LA Justice française punit sévèrement qui s’acharne sur le faible. Aucune session judiciaire ne devrait manquer de rappeler au délinquant combien il en coûte de s’attaquer au fluet, au malingre, au chétif. C’est bien la moindre des choses dans un Etat de Droit.
Le tribunal correctionnel de Toulon exécutait cette mission avec la plus grande diligence alors que le gauchisme gangrenait l’institution au niveau national. Quand en 1995 les Toulonnais, après de longues années de dérives en tous genres, portèrent en mairie un homme pétri de valeurs morales, le pouvoir judiciaire aurait pu accompagner dans le maquis le troupeau bêlant des soi-disant "progressistes" et "assouplir" son point de vue. Et puis quoi encore ? Jamais les juges et procureurs d’ici ne se sont laissés intoxiquer par un idéal visant à ralentir l’économie carcérale. A quoi sert de construire des prisons si elles restent à moitié vides ? Une cellule pour deux est mieux garnie à quatre, ne serait-ce que d’un point de vue ludique car la belote est plus amusante que le rami.
Mais il aura quand même fallu six mois pour enfin saturer le tout nouveau centre pénitentiaire de la Farlède. Cette lenteur aurait dû alerter les observateurs.
Le Palais de justice deviendrait-il neurasthénique ? Deux récentes affaires témoignent d’un certain flottement dans leurs conclusions, au moment même où le système judicaire français, grâce aux efforts conjugués de messieurs Sarkozy, Perben et Villepin, semble enfin sorti de l’ornière socialiste. Inquiétant.
8 janvier 2005. Un lycéen de 18 ans accompagne sa famille au tribunal car on juge son frère pour vol à l’arraché. Le verdict (un an de prison dont six mois fermes, plus 3000 euros d’amende à rembourser à une personne âgée) est modérément apprécié par la famille et les esprits s’échauffent, entraînant une certaine confusion dans la salle. Le frère du condamné « attrape un policier par la manche et le fait tomber, lui occasionnant 3 jours d’ITT [1] » (AFP, 8 janvier).
La Justice française de Toulon punira le lycéen (au casier judiciaire jusque-là vierge mais maintenant il y a des trucs dedans) de quatre mois fermes avec incarcération immédiate. Il aura certes du mal à passer son bac cette année. Tant pis pour lui : on n’attrape pas impunément la manche des policiers qui cassent quand ils tombent ! Mais il n’a pas à se plaindre, ce n’est qu’à partir de 8 jours d’ITT que l’auteur de violences se fait ficher dans le STIC [2] pour quarante ans, comme les auteurs de « génocide et autres crimes contre l’humanité ». Et penser que ce délinquant pourra, dès septembre prochain, retrouver le lycée et peut-être vendre de la drogue à d’innocents élèves disciplinés nous fait frissonner. Un risque sans doute sous-évalué.
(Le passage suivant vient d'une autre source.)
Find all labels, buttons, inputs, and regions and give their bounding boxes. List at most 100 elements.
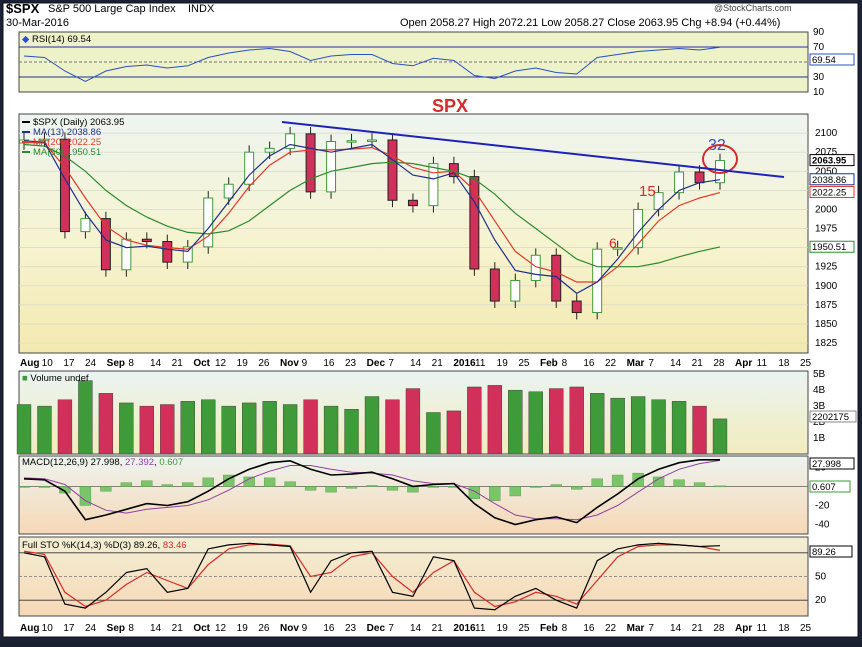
x-tick: 16: [323, 358, 335, 369]
candle-body: [407, 199, 418, 207]
volume-bar: [37, 405, 52, 455]
macd-histogram-bar: [182, 482, 194, 487]
x-tick-bottom: 18: [778, 623, 790, 634]
x-tick: 9: [302, 358, 308, 369]
candle-body: [141, 238, 152, 243]
volume-bar: [344, 409, 359, 455]
price-tick: 2075: [815, 147, 838, 158]
x-tick: 10: [42, 358, 54, 369]
candle-body: [571, 300, 582, 314]
x-tick-bottom: 7: [388, 623, 394, 634]
volume-tick: 2B: [813, 417, 826, 428]
candle-body: [223, 183, 234, 199]
x-tick-bottom: 23: [345, 623, 357, 634]
volume-bar: [426, 412, 441, 455]
x-tick: 14: [670, 358, 682, 369]
volume-bar: [405, 388, 421, 455]
macd-histogram-bar: [652, 476, 665, 487]
volume-bar: [364, 396, 380, 455]
x-tick: 23: [345, 358, 357, 369]
index-name: S&P 500 Large Cap Index: [48, 3, 176, 15]
candle-body: [121, 238, 132, 271]
volume-tick: 5B: [813, 369, 826, 380]
x-tick: 17: [63, 358, 75, 369]
x-tick-bottom: 21: [172, 623, 184, 634]
macd-histogram-bar: [18, 486, 30, 488]
x-tick-bottom: 11: [475, 623, 486, 634]
x-tick: 24: [85, 358, 97, 369]
volume-bar: [549, 388, 564, 455]
macd-histogram-bar: [427, 486, 440, 488]
macd-histogram-bar: [366, 485, 378, 487]
volume-bar: [385, 399, 400, 455]
price-badge: 1950.51: [812, 242, 846, 253]
macd-histogram-bar: [448, 486, 460, 488]
spx-annotation: SPX: [432, 96, 468, 116]
candle-body: [305, 133, 316, 193]
annotation-6: 6: [609, 235, 617, 251]
candle-body: [551, 254, 562, 302]
chart-date: 30-Mar-2016: [6, 17, 69, 29]
candle-body: [244, 151, 255, 185]
x-tick: 14: [150, 358, 162, 369]
volume-bar: [201, 399, 216, 455]
macd-histogram-bar: [59, 486, 71, 494]
x-tick: Mar: [627, 358, 645, 369]
candle-body: [510, 279, 521, 302]
price-tick: 2100: [815, 128, 838, 139]
volume-bar: [139, 405, 154, 455]
ma20-line: [23, 141, 721, 283]
candle-body: [674, 171, 685, 194]
macd-badge-bg: [809, 457, 855, 470]
x-tick: Apr: [735, 358, 752, 369]
volume-bar: [57, 399, 73, 455]
price-badge: 2063.95: [812, 156, 847, 167]
macd-histogram-bar: [38, 486, 51, 488]
legend-entry: MA(13) 2038.86: [33, 127, 101, 138]
x-tick-bottom: 24: [85, 623, 97, 634]
rsi-label: ◆ RSI(14) 69.54: [22, 34, 91, 45]
x-tick-bottom: 7: [648, 623, 654, 634]
x-tick: Dec: [367, 358, 386, 369]
x-tick: 26: [258, 358, 270, 369]
resistance-trendline: [281, 121, 785, 178]
rsi-badge-bg: [809, 53, 855, 66]
volume-bar: [671, 401, 687, 455]
macd-histogram-bar: [468, 486, 481, 500]
price-badge-bg: [809, 185, 855, 198]
x-tick: 21: [432, 358, 444, 369]
x-tick: 11: [757, 358, 768, 369]
price-tick: 1825: [815, 338, 838, 349]
macd-hist-badge: 0.607: [812, 482, 836, 493]
macd-histogram-bar: [407, 486, 419, 493]
x-tick: 25: [518, 358, 530, 369]
volume-bar: [282, 404, 298, 455]
annotation-15: 15: [639, 183, 656, 200]
ma13-line: [23, 140, 721, 295]
x-tick: 11: [475, 358, 486, 369]
macd-histogram-bar: [345, 486, 358, 489]
x-tick: Aug: [20, 358, 39, 369]
price-badge-bg: [809, 154, 855, 167]
x-tick-bottom: Dec: [367, 623, 386, 634]
x-tick-bottom: 14: [410, 623, 422, 634]
x-tick: 28: [713, 358, 725, 369]
volume-bar: [446, 410, 462, 455]
rsi-tick: 90: [813, 27, 825, 38]
x-axis-bottom: Aug 10 17 24 Sep 8 14 21 Oct 12 19 26 Nov 9 16 23 Dec 7 14…: [20, 623, 812, 634]
rsi-badge: 69.54: [812, 55, 836, 66]
price-badge-bg: [809, 240, 855, 253]
macd-histogram-bar: [120, 482, 133, 487]
x-tick-bottom: 10: [42, 623, 54, 634]
volume-layer: [16, 380, 728, 455]
x-tick: 14: [410, 358, 422, 369]
x-tick: Nov: [280, 358, 299, 369]
volume-bar: [160, 404, 175, 455]
volume-badge-bg: [809, 410, 857, 423]
x-tick-bottom: 22: [605, 623, 617, 634]
volume-bar: [712, 418, 728, 455]
macd-layer: [18, 458, 808, 526]
candle-body: [469, 176, 480, 270]
x-tick: 19: [237, 358, 249, 369]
4 février 2005. « Une jeune femme de 29 ans, sans profession [et au casier judiciaire vierge], a été condamnée à trois ans de prison dont deux avec sursis vendredi par le tribunal correctionnel de Toulon, pour avoir frappé un avocat après un accrochage automobile le 6 janvier. Elle doit également verser 4000 euros de dommages et intérêts à la victime et un euro à l’Ordre des avocats » (LCI, 4 février).
Un seul petit euro pour une gifle ayant entraîné un jour d’ITT, c’est la porte ouverte à tous les excès ! Espérons que cela ne fera pas jurisprudence et que le tribunal, après ce double ratage, saura se reprendre et châtier comme il se doit les chômeurs violents, losers dépressifs et autres voyous.
[1] Interruption de Travail Temporaire.
[2] Système de Traitement des Infractions Constatées, légalisé par le Gouvernement Jospin.